ILLIAS DRISS

- Né à Fès en 1959,

- Ecrivain bilingue (Arabe, Français)

- Metteur en seine de pièces de Théâtre

- Vit en France depuis 1981

- Grand Prix Tchicaya U’Tam’si  pour la pièce « Retour Retours » décerné par Radio-France International -1991.

Réalisations :

- « Promenades » par Jean-Paul Moulinot et Catherine Rich au Théâtre Essaïon à Paris

- « Confusions » mise en espace par Farid Paya proposé par le Théâtre International de Langue Française.

- « Retour Retours » mise en scène par Jean Négroni à Paris. 

- « Absences » au Théâtre du Guichet-Montparnasse, en octobre et novembre à Paris

  

CONVERSATION INACHEVEE

- 2 -

- Je vois. Il suffit que je ferme les yeux pour que mes yeux tombent sur le mouvement.

- Que voyez-vous ?

- Des tanks. Des chiens. Des pierres. De la pluie aussi quelquefois.

- Et les hommes ?

- Les hommes chutent en silence, lentement, comme des plumes sur des vagues.

- Entendez-vous quelque chose ?

- Sur chaque homme une goutte de sang. Une tâche rouge sur une surface grise.

- Une seule goutte ?

- Une seule, oui. Sur la poitrine ou l’oreille ou le nez ou le ventre. Mais une seule.

- Que voyez-vous encore ?

- La marche silencieuse des militaires. Une main surgit de nulle part et disparaît dans la place muette. Une adolescente descend l’escalier, s’arrête au milieu, s’assoit, regarde les militaires passer.

- Qu’entendez-vous encore ?

- Des absences.

- Entre voir et entendre y a-t-il quelques passerelles ? Quelques ponts ?

- La blessure de la mémoire. Si dense qu’elle confond entendre et voir. Ne rien voir. Ne rien entendre en un seul et unique moment, c’est presque tout voir tout entendre.

- L’essentiel ?

- Oui.

- C’est-à-dire ?

- Le mouvement et la mort. Le temps du mouvement échappe à la mort. Le temps du mouvement rattrapé par le mort ?

                                              

- 4 -

- Un homme traverse la scène à petit pas. Il trébuche, s’arrête, revient en arrière, recommence. Encore. Le pied légèrement levé, il s’arrête finalement. Semble réfléchir. Immobile, comme une photo. A peine un soupir.

- Peut-être a-t-il oublié son texte ?

- Point de texte et nulle représentation.

- Alors, il se remémore un rôle joué jadis sur cette scène.

- Aucune pièce n’a été donnée dans ce théâtre.

- Il répète sans doute une ultime représentation pour les absents, les morts.

- Il ne joue pas.

- Alors que fait-il ?

- Il hésite. Il pense qu’il est en train de surgir du trou noir. De lever son regard vers les spectateurs.

- Il y a des spectateurs ?

- Oui, moi et toi.

- Que fait-il d’autre ?

- Il pense, « je suis ici, je suis ici » et il pleure.

- Des larmes d’exilé.

- Une seule larme. Elle ne vient pas de l’intérieur. Elle n’est pas provoquée par l’extérieur. Elle surgit de l’entre-deux.

                                                             

-  5 -

- Quand je rencontre l’Autre. Je ne suis pas sûr que j’existe avant que son visage se pose sur le mien. Il n’est, que si moi-même je suis. Je suis quand il me parle. Il est quand je le regarde. Nous nous reconnaissons quand nous parlons ou nous nous regardons.

- Quand vous ne vous rencontrez pas, vous n’existez pas ?

- Si. Mais chacun de son côté. Alors, l’un est pour l’autre une négation.

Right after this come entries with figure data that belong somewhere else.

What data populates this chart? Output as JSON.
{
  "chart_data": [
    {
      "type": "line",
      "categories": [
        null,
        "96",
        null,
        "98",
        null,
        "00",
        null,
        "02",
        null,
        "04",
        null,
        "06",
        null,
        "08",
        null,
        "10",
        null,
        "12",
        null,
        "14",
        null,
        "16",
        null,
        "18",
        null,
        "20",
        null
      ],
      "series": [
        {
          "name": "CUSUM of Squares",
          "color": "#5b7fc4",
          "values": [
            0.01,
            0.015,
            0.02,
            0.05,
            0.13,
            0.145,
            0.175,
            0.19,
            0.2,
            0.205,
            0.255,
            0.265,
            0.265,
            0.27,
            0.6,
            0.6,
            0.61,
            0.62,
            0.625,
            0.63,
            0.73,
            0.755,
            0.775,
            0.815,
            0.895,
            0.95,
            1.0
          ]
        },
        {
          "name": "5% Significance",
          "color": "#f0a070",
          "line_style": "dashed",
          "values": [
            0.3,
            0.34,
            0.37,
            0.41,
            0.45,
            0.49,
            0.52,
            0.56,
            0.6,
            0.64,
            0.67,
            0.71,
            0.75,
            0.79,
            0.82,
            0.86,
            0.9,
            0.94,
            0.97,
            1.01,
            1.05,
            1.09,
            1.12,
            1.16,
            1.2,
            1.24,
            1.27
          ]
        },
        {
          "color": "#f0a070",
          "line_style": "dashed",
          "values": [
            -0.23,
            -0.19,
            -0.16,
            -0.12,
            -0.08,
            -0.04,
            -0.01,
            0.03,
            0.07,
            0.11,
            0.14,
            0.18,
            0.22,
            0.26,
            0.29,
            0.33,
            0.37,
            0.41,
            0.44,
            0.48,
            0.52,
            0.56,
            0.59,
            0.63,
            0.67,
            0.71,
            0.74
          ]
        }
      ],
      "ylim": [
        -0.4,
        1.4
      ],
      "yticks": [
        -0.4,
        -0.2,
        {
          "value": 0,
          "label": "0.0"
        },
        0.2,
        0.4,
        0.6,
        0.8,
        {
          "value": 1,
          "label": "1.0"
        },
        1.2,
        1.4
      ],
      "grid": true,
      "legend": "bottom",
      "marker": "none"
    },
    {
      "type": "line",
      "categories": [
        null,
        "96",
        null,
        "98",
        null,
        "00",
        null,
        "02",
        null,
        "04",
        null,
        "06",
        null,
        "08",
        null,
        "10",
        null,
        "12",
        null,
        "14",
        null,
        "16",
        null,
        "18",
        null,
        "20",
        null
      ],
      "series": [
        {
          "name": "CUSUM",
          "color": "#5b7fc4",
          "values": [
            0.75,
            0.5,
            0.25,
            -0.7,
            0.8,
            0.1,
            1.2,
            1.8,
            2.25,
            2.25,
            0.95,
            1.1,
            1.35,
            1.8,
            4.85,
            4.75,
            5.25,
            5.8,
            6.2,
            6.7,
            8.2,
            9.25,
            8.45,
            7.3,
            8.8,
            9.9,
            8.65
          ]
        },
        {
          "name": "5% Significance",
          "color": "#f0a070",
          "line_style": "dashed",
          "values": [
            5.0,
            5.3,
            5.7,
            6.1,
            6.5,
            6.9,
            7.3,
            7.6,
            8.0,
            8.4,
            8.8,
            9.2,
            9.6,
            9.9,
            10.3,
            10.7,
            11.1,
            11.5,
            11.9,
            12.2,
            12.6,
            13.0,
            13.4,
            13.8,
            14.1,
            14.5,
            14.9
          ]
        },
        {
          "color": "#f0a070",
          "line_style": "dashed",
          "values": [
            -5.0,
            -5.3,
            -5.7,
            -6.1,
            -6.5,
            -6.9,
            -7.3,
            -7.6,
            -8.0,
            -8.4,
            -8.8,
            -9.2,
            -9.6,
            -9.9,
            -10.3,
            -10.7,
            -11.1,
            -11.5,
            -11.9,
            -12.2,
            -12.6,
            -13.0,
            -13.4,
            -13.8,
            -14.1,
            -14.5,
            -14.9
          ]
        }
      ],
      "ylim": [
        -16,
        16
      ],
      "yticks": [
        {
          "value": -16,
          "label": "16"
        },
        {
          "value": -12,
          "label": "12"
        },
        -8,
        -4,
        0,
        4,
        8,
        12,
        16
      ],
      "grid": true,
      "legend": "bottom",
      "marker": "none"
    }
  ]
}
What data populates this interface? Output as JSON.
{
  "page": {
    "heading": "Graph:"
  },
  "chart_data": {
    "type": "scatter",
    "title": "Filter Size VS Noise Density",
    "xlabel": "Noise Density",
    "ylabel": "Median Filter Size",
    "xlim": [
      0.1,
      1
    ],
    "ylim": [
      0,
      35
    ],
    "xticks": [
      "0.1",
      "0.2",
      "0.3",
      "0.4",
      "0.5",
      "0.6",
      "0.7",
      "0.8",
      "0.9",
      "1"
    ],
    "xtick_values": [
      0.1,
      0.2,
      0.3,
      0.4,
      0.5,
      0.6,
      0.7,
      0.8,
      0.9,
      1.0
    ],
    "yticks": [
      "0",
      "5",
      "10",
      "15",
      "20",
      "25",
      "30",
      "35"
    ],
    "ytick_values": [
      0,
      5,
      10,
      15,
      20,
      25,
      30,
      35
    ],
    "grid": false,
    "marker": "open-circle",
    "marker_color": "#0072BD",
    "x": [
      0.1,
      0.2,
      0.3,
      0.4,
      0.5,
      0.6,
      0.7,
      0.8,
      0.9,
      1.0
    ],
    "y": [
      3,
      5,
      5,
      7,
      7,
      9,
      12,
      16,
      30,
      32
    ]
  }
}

- L’Autre, dans les contrées lointaines, vous ne le rencontrez pas.

- Si. Il m’envoie ses semblables.

- Ses semblables ne lui ressemblent pas.

- Je vais à leur rencontre.

- Ils ne lui ressemblent pas, comment les reconnaître ?

- Le regard, le visage, le geste d'une main.

- La langue aussi quelquefois ?

*  Rarement. Quand quelqu’un me parle, je l’intègre déjà dans ma multitude.